Hikayeler kendi hikayelerini içlerinde taşırlar, bir gün yazılacakları umudunu taşıyarak içlerini dökerler bize. Mesela keşke demli bir çay ile beraber nefis bir nargile tüttürebilseydik biz de Hacivat ve Karagöz'le. Geçenlerde şans eseri yolumun düştüğü Bayrampaşa'nın o kaotik karanlığında Karagöz ile Hacivat'ın evini gösterdi bir arkadaşım.
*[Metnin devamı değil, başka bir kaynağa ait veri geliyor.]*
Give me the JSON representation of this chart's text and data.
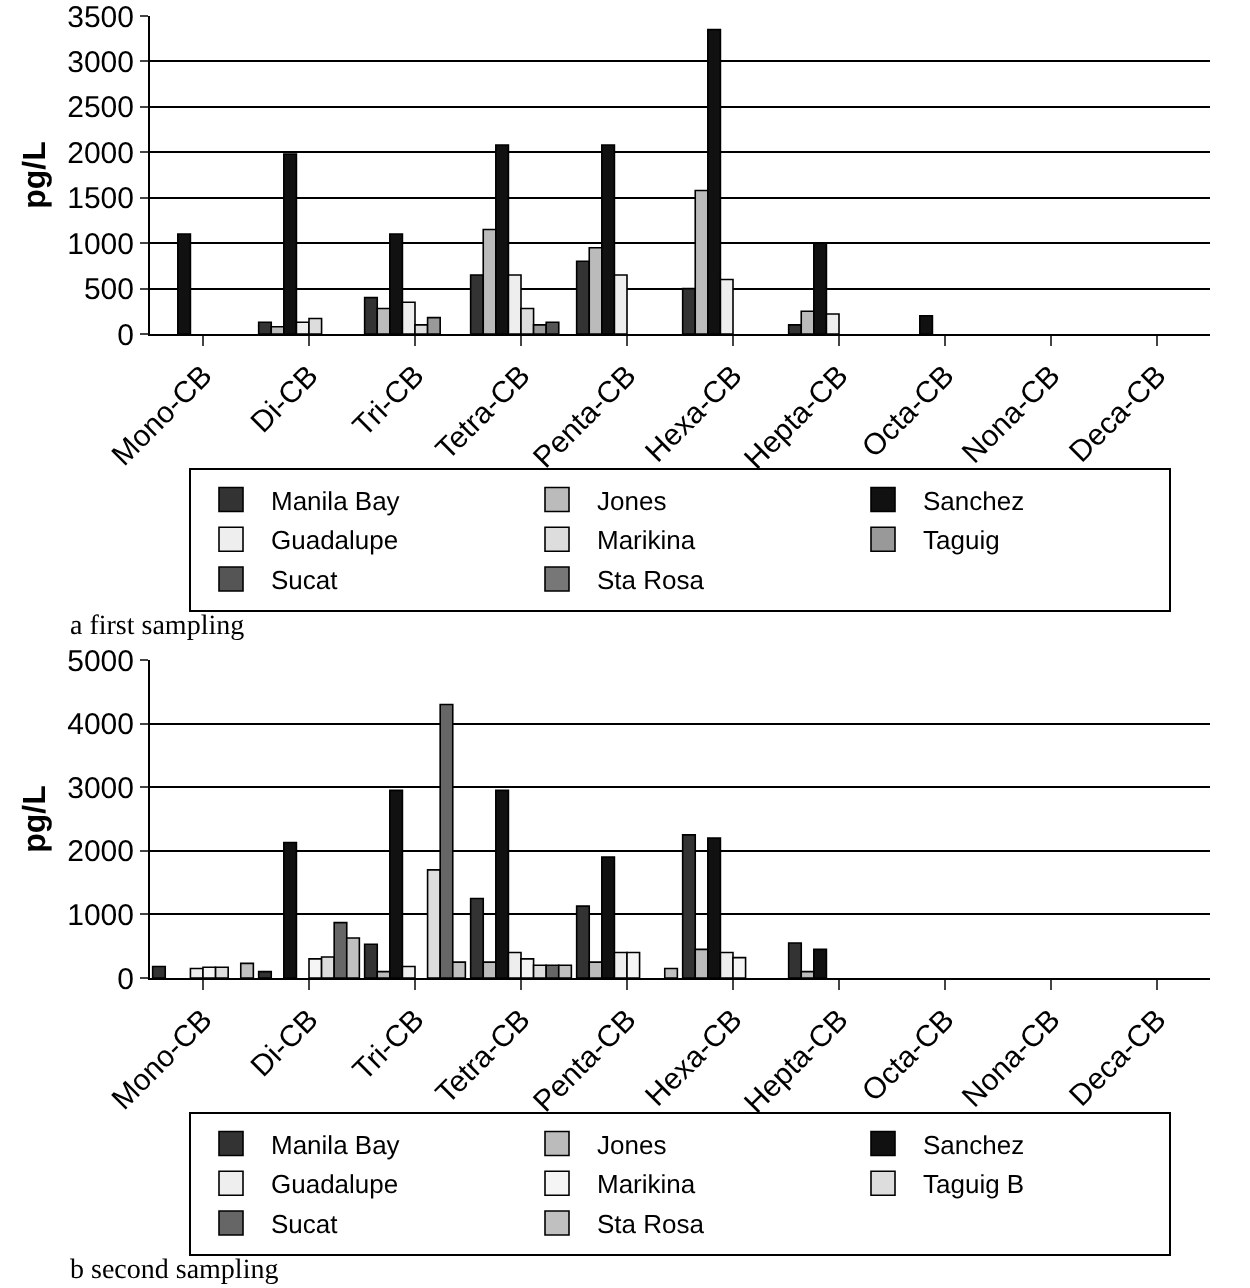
{
  "chart_data": [
    {
      "type": "bar",
      "ylabel": "pg/L",
      "categories": [
        "Mono-CB",
        "Di-CB",
        "Tri-CB",
        "Tetra-CB",
        "Penta-CB",
        "Hexa-CB",
        "Hepta-CB",
        "Octa-CB",
        "Nona-CB",
        "Deca-CB"
      ],
      "ylim": [
        0,
        3500
      ],
      "yticks": [
        0,
        500,
        1000,
        1500,
        2000,
        2500,
        3000,
        3500
      ],
      "grid": "y",
      "legend": "bottom",
      "annotations": [
        "a first sampling"
      ],
      "series": [
        {
          "name": "Manila Bay",
          "color": "#333333",
          "values": [
            null,
            130,
            400,
            650,
            800,
            500,
            100,
            null,
            null,
            null
          ]
        },
        {
          "name": "Jones",
          "color": "#bbbbbb",
          "values": [
            null,
            80,
            280,
            1150,
            950,
            1580,
            250,
            null,
            null,
            null
          ]
        },
        {
          "name": "Sanchez",
          "color": "#111111",
          "values": [
            1100,
            1980,
            1100,
            2080,
            2080,
            3350,
            1000,
            200,
            null,
            null
          ]
        },
        {
          "name": "Guadalupe",
          "color": "#eeeeee",
          "values": [
            null,
            130,
            350,
            650,
            650,
            600,
            220,
            null,
            null,
            null
          ]
        },
        {
          "name": "Marikina",
          "color": "#dddddd",
          "values": [
            null,
            170,
            100,
            280,
            null,
            null,
            null,
            null,
            null,
            null
          ]
        },
        {
          "name": "Taguig",
          "color": "#999999",
          "values": [
            null,
            null,
            180,
            100,
            null,
            null,
            null,
            null,
            null,
            null
          ]
        },
        {
          "name": "Sucat",
          "color": "#555555",
          "values": [
            null,
            null,
            null,
            130,
            null,
            null,
            null,
            null,
            null,
            null
          ]
        },
        {
          "name": "Sta Rosa",
          "color": "#777777",
          "values": [
            null,
            null,
            null,
            null,
            null,
            null,
            null,
            null,
            null,
            null
          ]
        }
      ]
    },
    {
      "type": "bar",
      "ylabel": "pg/L",
      "categories": [
        "Mono-CB",
        "Di-CB",
        "Tri-CB",
        "Tetra-CB",
        "Penta-CB",
        "Hexa-CB",
        "Hepta-CB",
        "Octa-CB",
        "Nona-CB",
        "Deca-CB"
      ],
      "ylim": [
        0,
        5000
      ],
      "yticks": [
        0,
        1000,
        2000,
        3000,
        4000,
        5000
      ],
      "grid": "y",
      "legend": "bottom",
      "annotations": [
        "b second sampling"
      ],
      "series": [
        {
          "name": "Manila Bay",
          "color": "#333333",
          "values": [
            180,
            100,
            530,
            1250,
            1130,
            2250,
            550,
            null,
            null,
            null
          ]
        },
        {
          "name": "Jones",
          "color": "#bbbbbb",
          "values": [
            null,
            null,
            100,
            250,
            250,
            450,
            100,
            null,
            null,
            null
          ]
        },
        {
          "name": "Sanchez",
          "color": "#111111",
          "values": [
            null,
            2130,
            2950,
            2950,
            1900,
            2200,
            450,
            null,
            null,
            null
          ]
        },
        {
          "name": "Guadalupe",
          "color": "#eeeeee",
          "values": [
            150,
            null,
            180,
            400,
            400,
            400,
            null,
            null,
            null,
            null
          ]
        },
        {
          "name": "Marikina",
          "color": "#f5f5f5",
          "values": [
            170,
            300,
            null,
            300,
            400,
            320,
            null,
            null,
            null,
            null
          ]
        },
        {
          "name": "Taguig B",
          "color": "#dddddd",
          "values": [
            170,
            330,
            1700,
            200,
            null,
            null,
            null,
            null,
            null,
            null
          ]
        },
        {
          "name": "Sucat",
          "color": "#666666",
          "values": [
            null,
            870,
            4300,
            200,
            null,
            null,
            null,
            null,
            null,
            null
          ]
        },
        {
          "name": "Sta Rosa",
          "color": "#c0c0c0",
          "values": [
            230,
            630,
            250,
            200,
            150,
            null,
            null,
            null,
            null,
            null
          ]
        }
      ]
    }
  ]
}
Gözlerime inanmak istemedim; etrafı gelişigüzel kalaslarla kaplanmış evin alt katında bir araba tamircisi vardı. Ne güzel olurdu Karagöz ile Hacivat'ın evine konuk olup, yıllardır anlatılan hikayelerine kendi hikayemizi de katabilseydik.

Şehirler nice hikayeler barındırıyor içinde. Her birimiz başka bir yanını görüyor, hayal gücümüzle tat katıyoruz hikayelere. Benimkilerde genellikle edebi kahramanlar oluyor, yazarlar, kelimelerle oynayanlar. Woody Allen'ı bu yüzden seviyorum. Köşe başı hikâye toplayıcı gibi sanki. İnsanlık hallerimizin hepsi gözler önünde. Ben çoğu zaman kendi cümlelerimi buluyorum filmlerinde. Şaşkınlık ve hayranlıkla bir binanın yüzyıllık taşları üzerinde elimi gezdiriyorum. Paris, büyüler şehri. Yıllarca önce ölümüş yazarlar bile hâlâ yaşıyor sokaklarında. Tıpkı filmdeki gibi Montmartre Sokakları'nda yürürken Lautrec'le karşılaşıyorsunuz bir hediyelikçinin vitrininde. Şu meşhur kara kedi her yerden kafasını çıkarıp size bakıyor, bazen de sırtını dikleştirerek.

Pigalle, Lautrec'in Paris'iydi. En yakın yoldaşları ressamın hayat kadınları değil miydi?
Paris sokaklarında geceyarısından sonra ne ressamlar, ne yazarlar yürüdü geçti; ellerinde şampanya kadehleriyle Paris romantizminin tadına vardılar. Nasıldır sahi şimdi Paris?

Woody Allen tüm sevdiklerimi sığdırmıştı Paris'te bir geceyarısına. Bana soracak olursanız daha çok gündüzler ve çok geceler yaşanır ışıkların şehrinde.